% ----------------------------------------------------------------
% AMS-LaTeX Paper ************************************************
% **** -----------------------------------------------------------
\documentclass[12pt,oneside,reqno]{amsart}
\usepackage{srcltx} % SRC Specials: DVI [Inverse] Search
\usepackage{calc}
\usepackage[left=1.25in,top=1.2in]{geometry}
\usepackage{harvard}
%-------------------------

% ----------------------------------------------------------------
\vfuzz2pt % Don't report over-full v-boxes if over-edge is small
\hfuzz2pt % Don't report over-full h-boxes if over-edge is small
% THEOREMS -------------------------------------------------------
\newtheorem{thm}{Theorem}[section]
\newtheorem{cor}[thm]{Corollary}
\newtheorem{lem}[thm]{Lemma}
\newtheorem{prop}[thm]{Proposition}
\theoremstyle{definition}
\newtheorem{defn}[thm]{Definition}
\theoremstyle{remark}
\newtheorem{rem}[thm]{Remark}
\numberwithin{equation}{section}
% MATH -----------------------------------------------------------
% \divby command defined below produces nice-looking, right-sized "a/b" template.
\newcommand{\divby}[2]{#1 \mathord{\left/ \vphantom{#1 #2} \right.}
    \kern-\nulldelimiterspace #2}
%\newcommand{\divby}[2]{#1 \left/ \vphantom{#1 #2} \right.\kern-\nulldelimiterspace #2}
\newcommand{\norm}[1]{\left\Vert#1\right\Vert}
\newcommand{\abs}[1]{\left\vert#1\right\vert}
\newcommand{\set}[1]{\left\{#1\right\}}
\newcommand{\Real}{\mathbb R}
\newcommand{\eps}{\varepsilon}
\newcommand{\To}{\longrightarrow}
\newcommand{\BX}{\mathbf{B}(X)}
\newcommand{\A}{\mathcal{A}}
\DeclareMathOperator{\given}{\vert}
% ----------------------------------------------------------------
\begin{document}

\title[Adaptive Metropolis Hastings]{Adaptive Metropolis-Hastings Sampling, or\\ Monte Carlo Kernel Estimation}%
\author{Christopher A. Sims}%
\address{Department of Economics, Yale University}%
\email{sims@econ.yale.edu}%

\thanks{I have benefited from comments by John Geweke and Tao Zha.\\
\copyright 1998 by Christopher A. Sims.  This material may be reproduced for
educational and research purposes so long as the copies are not sold, even to recover costs,
the document is not altered, and this copyright notice is included in the
copies.}%
%\commby{}
\keywords{markov chain Monte Carlo, Metropolis-Hastings, numerical integration}%
\date{\today}
% ----------------------------------------------------------------
\begin{abstract}
A new algorithm for sampling from an arbitrary pdf.
\end{abstract}
\maketitle
\renewcommand{\baselinestretch}{1.1}
% ----------------------------------------------------------------
\section{Introduction}
 Consider the standard problem of sampling from a distribution for which
the pdf $p$ can be calculated, up to a factor of proportionality, at each point
in the sample space, but for which no simple algorithm exists for generating a
random sample.  One approach, called importance sampling, is to find a good
approximation $q$ to $p$ for which drawing a sample is easy, then to weight the
observations drawn by the ratio $p/q$.  The resulting weighted sample can then
be used in many respects as if it were a random sample from the $p$
distribution.  In practice, though, especially in high-dimensional situations,
it often turns out that there are regions in which $p/q$ is extremely large.
These regions are difficult to identify in advance, often occurring where $p$
itself is small, but the ratio is large because $q$ is even smaller. When the
artificial sample turns out for this reason to have a few observations with
very large weight that dominate it, the sampling scheme is very inefficient.
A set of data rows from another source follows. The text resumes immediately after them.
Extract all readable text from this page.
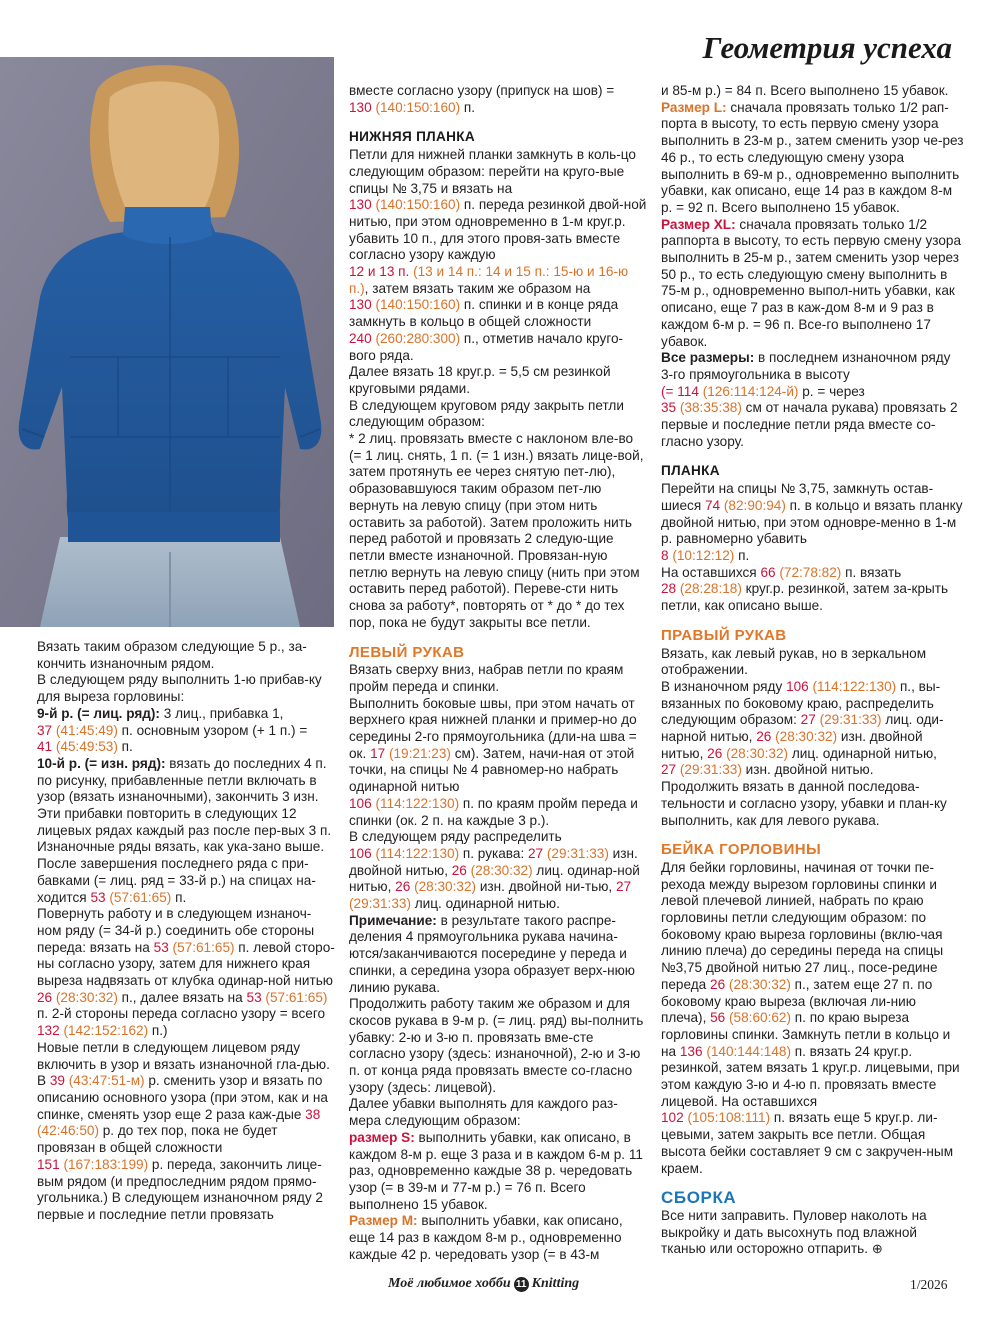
Геометрия успеха

Вязать таким образом следующие 5 р., за-кончить изнаночным рядом.

В следующем ряду выполнить 1-ю прибав-ку для выреза горловины:

9-й р. (= лиц. ряд): 3 лиц., прибавка 1,
37 (41:45:49) п. основным узором (+ 1 п.) =
41 (45:49:53) п.

10-й р. (= изн. ряд): вязать до последних 4 п. по рисунку, прибавленные петли включать в узор (вязать изнаночными), закончить 3 изн.

Эти прибавки повторить в следующих 12 лицевых рядах каждый раз после пер-вых 3 п. Изнаночные ряды вязать, как ука-зано выше.

После завершения последнего ряда с при-бавками (= лиц. ряд = 33-й р.) на спицах на-ходится 53 (57:61:65) п.

Повернуть работу и в следующем изнаноч-ном ряду (= 34-й р.) соединить обе стороны переда: вязать на 53 (57:61:65) п. левой сторо-ны согласно узору, затем для нижнего края выреза надвязать от клубка одинар-ной нитью 26 (28:30:32) п., далее вязать на 53 (57:61:65) п. 2-й стороны переда согласно узору = всего 132 (142:152:162) п.)

Новые петли в следующем лицевом ряду включить в узор и вязать изнаночной гла-дью.

В 39 (43:47:51-м) р. сменить узор и вязать по описанию основного узора (при этом, как и на спинке, сменять узор еще 2 раза каж-дые 38 (42:46:50) р. до тех пор, пока не будет провязан в общей сложности
151 (167:183:199) р. переда, закончить лице-вым рядом (и предпоследним рядом прямо-угольника.) В следующем изнаночном ряду 2 первые и последние петли провязать

вместе согласно узору (припуск на шов) =
130 (140:150:160) п.

НИЖНЯЯ ПЛАНКА

Петли для нижней планки замкнуть в коль-цо следующим образом: перейти на круго-вые спицы № 3,75 и вязать на
130 (140:150:160) п. переда резинкой двой-ной нитью, при этом одновременно в 1-м круг.р. убавить 10 п., для этого провя-зать вместе согласно узору каждую
12 и 13 п. (13 и 14 п.: 14 и 15 п.: 15-ю и 16-ю п.), затем вязать таким же образом на
130 (140:150:160) п. спинки и в конце ряда замкнуть в кольцо в общей сложности
240 (260:280:300) п., отметив начало круго-вого ряда.

Далее вязать 18 круг.р. = 5,5 см резинкой круговыми рядами.

В следующем круговом ряду закрыть петли следующим образом:

* 2 лиц. провязать вместе с наклоном вле-во (= 1 лиц. снять, 1 п. (= 1 изн.) вязать лице-вой, затем протянуть ее через снятую пет-лю), образовавшуюся таким образом пет-лю вернуть на левую спицу (при этом нить оставить за работой). Затем проложить нить перед работой и провязать 2 следую-щие петли вместе изнаночной. Провязан-ную петлю вернуть на левую спицу (нить при этом оставить перед работой). Переве-сти нить снова за работу*, повторять от * до * до тех пор, пока не будут закрыты все петли.

ЛЕВЫЙ РУКАВ

Вязать сверху вниз, набрав петли по краям пройм переда и спинки.

Выполнить боковые швы, при этом начать от верхнего края нижней планки и пример-но до середины 2-го прямоугольника (дли-на шва = ок. 17 (19:21:23) см). Затем, начи-ная от этой точки, на спицы № 4 равномер-но набрать одинарной нитью
106 (114:122:130) п. по краям пройм переда и спинки (ок. 2 п. на каждые 3 р.).

В следующем ряду распределить
106 (114:122:130) п. рукава: 27 (29:31:33) изн. двойной нитью, 26 (28:30:32) лиц. одинар-ной нитью, 26 (28:30:32) изн. двойной ни-тью, 27 (29:31:33) лиц. одинарной нитью.

Примечание: в результате такого распре-деления 4 прямоугольника рукава начина-ются/заканчиваются посередине у переда и спинки, а середина узора образует верх-нюю линию рукава.

Продолжить работу таким же образом и для скосов рукава в 9-м р. (= лиц. ряд) вы-полнить убавку: 2-ю и 3-ю п. провязать вме-сте согласно узору (здесь: изнаночной), 2-ю и 3-ю п. от конца ряда провязать вместе со-гласно узору (здесь: лицевой).

Далее убавки выполнять для каждого раз-мера следующим образом:

размер S: выполнить убавки, как описано, в каждом 8-м р. еще 3 раза и в каждом 6-м р. 11 раз, одновременно каждые 38 р. чередовать узор (= в 39-м и 77-м р.) = 76 п. Всего выполнено 15 убавок.

Размер M: выполнить убавки, как описано, еще 14 раз в каждом 8-м р., одновременно каждые 42 р. чередовать узор (= в 43-м

и 85-м р.) = 84 п. Всего выполнено 15 убавок.

Размер L: сначала провязать только 1/2 рап-порта в высоту, то есть первую смену узора выполнить в 23-м р., затем сменить узор че-рез 46 р., то есть следующую смену узора выполнить в 69-м р., одновременно выполнить убавки, как описано, еще 14 раз в каждом 8-м р. = 92 п. Всего выполнено 15 убавок.

Размер XL: сначала провязать только 1/2 раппорта в высоту, то есть первую смену узора выполнить в 25-м р., затем сменить узор через 50 р., то есть следующую смену выполнить в 75-м р., одновременно выпол-нить убавки, как описано, еще 7 раз в каж-дом 8-м и 9 раз в каждом 6-м р. = 96 п. Все-го выполнено 17 убавок.

Все размеры: в последнем изнаночном ряду 3-го прямоугольника в высоту
(= 114 (126:114:124-й) р. = через
35 (38:35:38) см от начала рукава) провязать 2 первые и последние петли ряда вместе со-гласно узору.

ПЛАНКА

Перейти на спицы № 3,75, замкнуть остав-шиеся 74 (82:90:94) п. в кольцо и вязать планку двойной нитью, при этом одновре-менно в 1-м р. равномерно убавить
8 (10:12:12) п.

На оставшихся 66 (72:78:82) п. вязать
28 (28:28:18) круг.р. резинкой, затем за-крыть петли, как описано выше.

ПРАВЫЙ РУКАВ

Вязать, как левый рукав, но в зеркальном отображении.

В изнаночном ряду 106 (114:122:130) п., вы-вязанных по боковому краю, распределить следующим образом: 27 (29:31:33) лиц. оди-нарной нитью, 26 (28:30:32) изн. двойной нитью, 26 (28:30:32) лиц. одинарной нитью,
27 (29:31:33) изн. двойной нитью.

Продолжить вязать в данной последова-тельности и согласно узору, убавки и план-ку выполнить, как для левого рукава.

БЕЙКА ГОРЛОВИНЫ

Для бейки горловины, начиная от точки пе-рехода между вырезом горловины спинки и левой плечевой линией, набрать по краю горловины петли следующим образом: по боковому краю выреза горловины (вклю-чая линию плеча) до середины переда на спицы №3,75 двойной нитью 27 лиц., посе-редине переда 26 (28:30:32) п., затем еще 27 п. по боковому краю выреза (включая ли-нию плеча), 56 (58:60:62) п. по краю выреза горловины спинки. Замкнуть петли в кольцо и на 136 (140:144:148) п. вязать 24 круг.р. резинкой, затем вязать 1 круг.р. лицевыми, при этом каждую 3-ю и 4-ю п. провязать вместе лицевой. На оставшихся
102 (105:108:111) п. вязать еще 5 круг.р. ли-цевыми, затем закрыть все петли. Общая высота бейки составляет 9 см с закручен-ным краем.

СБОРКА

Все нити заправить. Пуловер наколоть на выкройку и дать высохнуть под влажной тканью или осторожно отпарить. ⊕

Моё любимое хобби 11 Knitting	1/2026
An alternative is Metropolis sampling.  It generates a $j$'th draw by drawing
$z$ from a ``jump" distribution with pdf $q(z|\theta_{j-1})$ satisfying
$q(z-\theta|\theta)=q(\theta-z|\theta)$ for all $z$.  It then sets
$\theta_{j}=z$ with probability
$\min(1,p(z)/p(\theta_{j-1}))$, $\theta_{j}=\theta_{j-1}$
otherwise. This scheme avoids handling a region of unexpectedly high $p$ by
simply weighting a single draw there heavily.  Instead it adapts by lingering
in the area of the unexpectedly high $p$.  This adaptability comes at a price,
however, as the Metropolis algorithm provides no route by which to use
knowledge of the global shape of $p$.

The Metropolis-Hastings algorithm removes the requirement that the jump
distribution in the Metropolis algorithm be symmetric.  It allows sampling from
a global approximation $q$ to $p$ at every step of the algorithm.  Just as with
importance sampling, in the limiting case $q=p$, the algorithm produces a
simple random sample from the $p$ distribution.  With every draw taken from the
same fixed $q$, however, It reacts to a region of unexpectedly high $p/q$ much
as does importance sampling, as it tends simply to repeat the same observation
many times once it hits such a region.

This paper proposes a method that combines the Metropolis algorithm's
adaptability with importance sampling's ability to exploit knowledge of a good
global approximate $q$.  The idea is this:  at draw $j$, use draws
$1,\ldots,j-1$ to form a non-parametric kernel estimate of $p$, called
$q_{j-1}$.  Sample from this distribution, and use the Metropolis-Hastings rule
to decide whether to accept the new draw $z$ or repeat the previous draw. The
result is not a Markov chain, but in the limit as $j\to\infty$ the usual proof
that a Metropolis-Hastings sampling scheme has a fixed point at the true pdf
goes through.

Proving that the algorithm converges to the true pdf from an arbitrary startup
may turn out to be difficult.  However in practice it often converges very
rapidly, in terms of iteration count, quickly approaching the efficiency that
would be obtained by sampling directly from $p$.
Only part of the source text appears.